Le 22 octobre dernier s’est tenue au Musée Postal à Paris une manifestation totalement originale, la première de ce genre pour la Poste Française.
Elle était organisée pour officialiser la restitution par le Musée de la Communication de Berlin de 216 timbres à dates français saisis pendant la deuxième Guerre mondiale dans les régions est et nord de la France, alors occupées.
Ces cachets, utilisés par les postiers, avaient été saisis par l'armée allemande durant la Seconde Guerre mondiale, entre 1940 et 1944.
Ces timbres à date proviennent de bureaux de poste, d’ambulants ou de bureaux militaires. Quelques exemplaires de ces timbres à date sont issus de la poste ferroviaire et militaire. 211 proviennent de Lorraine, notamment des départements de Moselle et de Meurthe-et-Moselle. Les autres proviennent du département du Nord.
Perrine Bisson, chargée de conservation au Musée de La Poste explique qu’à l’époque, chaque bureau de poste avait son propre timbre à date, avec le nom de la ville et son département. Ces timbres indiquaient la date de départ ou d'arrivée d'une lettre, d'un colis dans un bureau. Ces timbres en métal, que les postiers tenaient par un manche en bois, étaient frappés du nom des communes où étaient situés les bureaux de poste: Knutange, Metz et Thionville sont des noms que l'on retrouve sur les timbres à date restitués.
Des timbres saisis par les Allemands.
En mai 1940, l'armée allemande annexe une seconde fois les départements de l’est de la France, Alsace, Lorraine, et se saisit des tampons à encre de la Poste française.

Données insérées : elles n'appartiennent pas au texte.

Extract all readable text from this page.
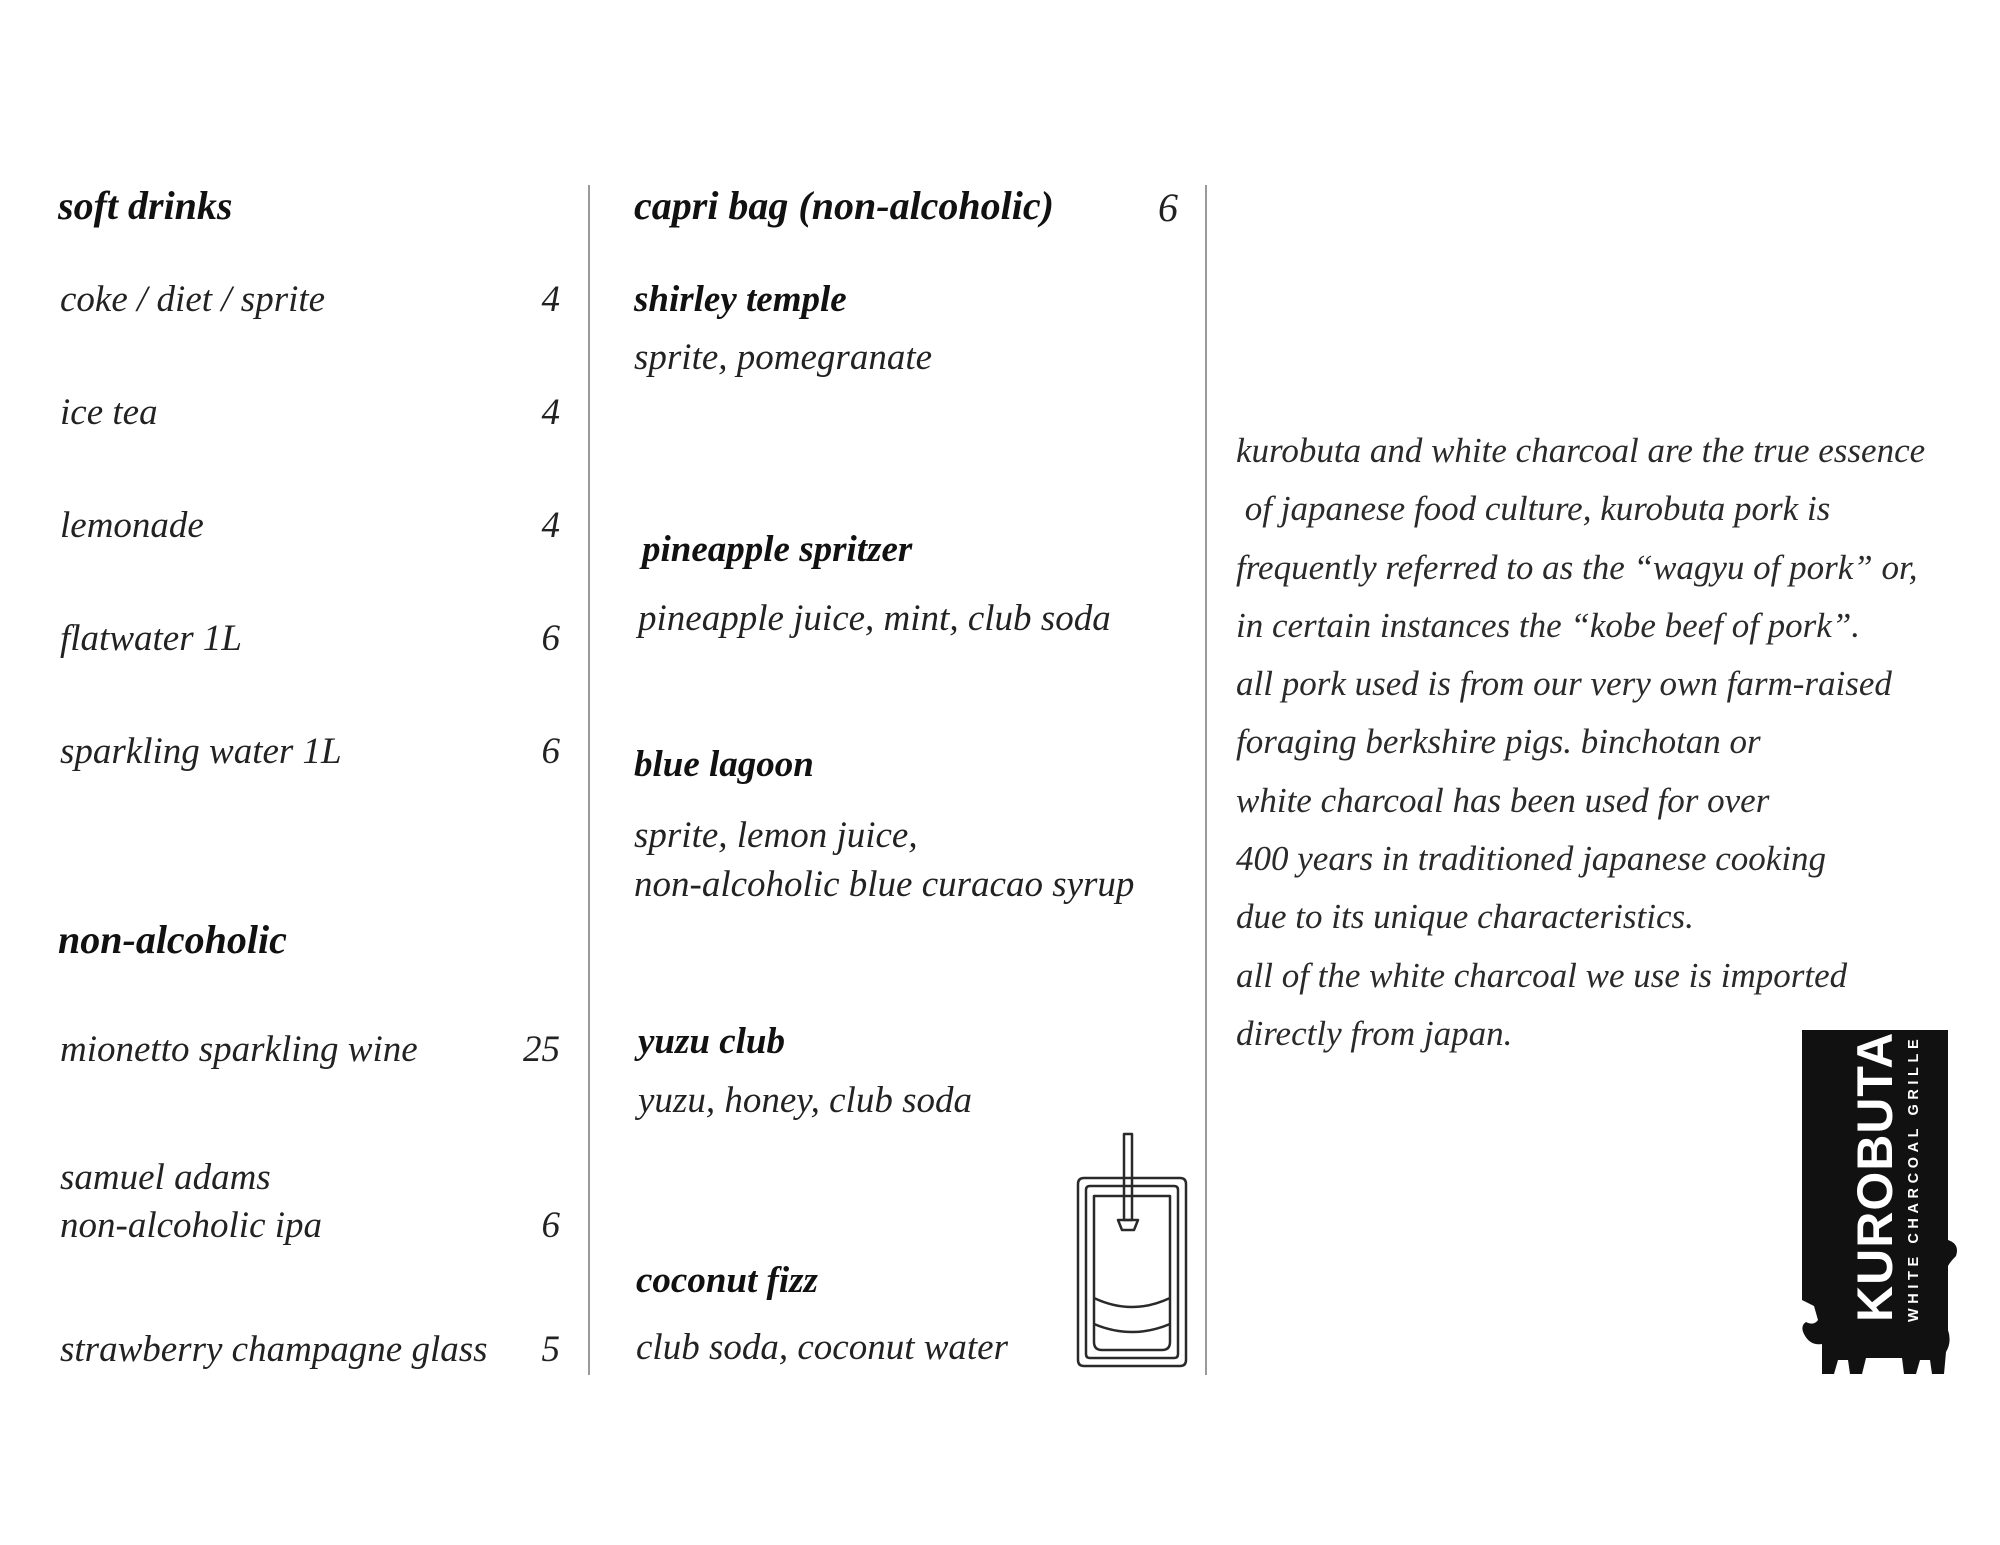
soft drinks
coke / diet / sprite	4
ice tea	4
lemonade	4
flatwater 1L	6
sparkling water 1L	6
non-alcoholic
mionetto sparkling wine	25
samuel adams
non-alcoholic ipa	6
strawberry champagne glass	5
capri bag (non-alcoholic)	6
shirley temple
sprite, pomegranate
pineapple spritzer
pineapple juice, mint, club soda
blue lagoon
sprite, lemon juice,
non-alcoholic blue curacao syrup
yuzu club
yuzu, honey, club soda
coconut fizz
club soda, coconut water
kurobuta and white charcoal are the true essence
of japanese food culture, kurobuta pork is
frequently referred to as the “wagyu of pork” or,
in certain instances the “kobe beef of pork”.
all pork used is from our very own farm-raised
foraging berkshire pigs. binchotan or
white charcoal has been used for over
400 years in traditioned japanese cooking
due to its unique characteristics.
all of the white charcoal we use is imported
directly from japan.	KUROBUTA WHITE CHARCOAL GRILLE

Ils sont enlevés pour être remplacés petit à petit par du matériel allemand. La plupart n’a pas été conservée et est partie dans l'économie de guerre pour la récupération de métaux. Ces timbres, objets du quotidien, deviennent un butin de guerre. Seule quelques timbres ont survécu, et sont envoyés au musée postal du Reich allemand pendant la guerre pour y être stockés.
Ils ont été retrouvés par le Musée de la Communication de Berlin, en Allemagne.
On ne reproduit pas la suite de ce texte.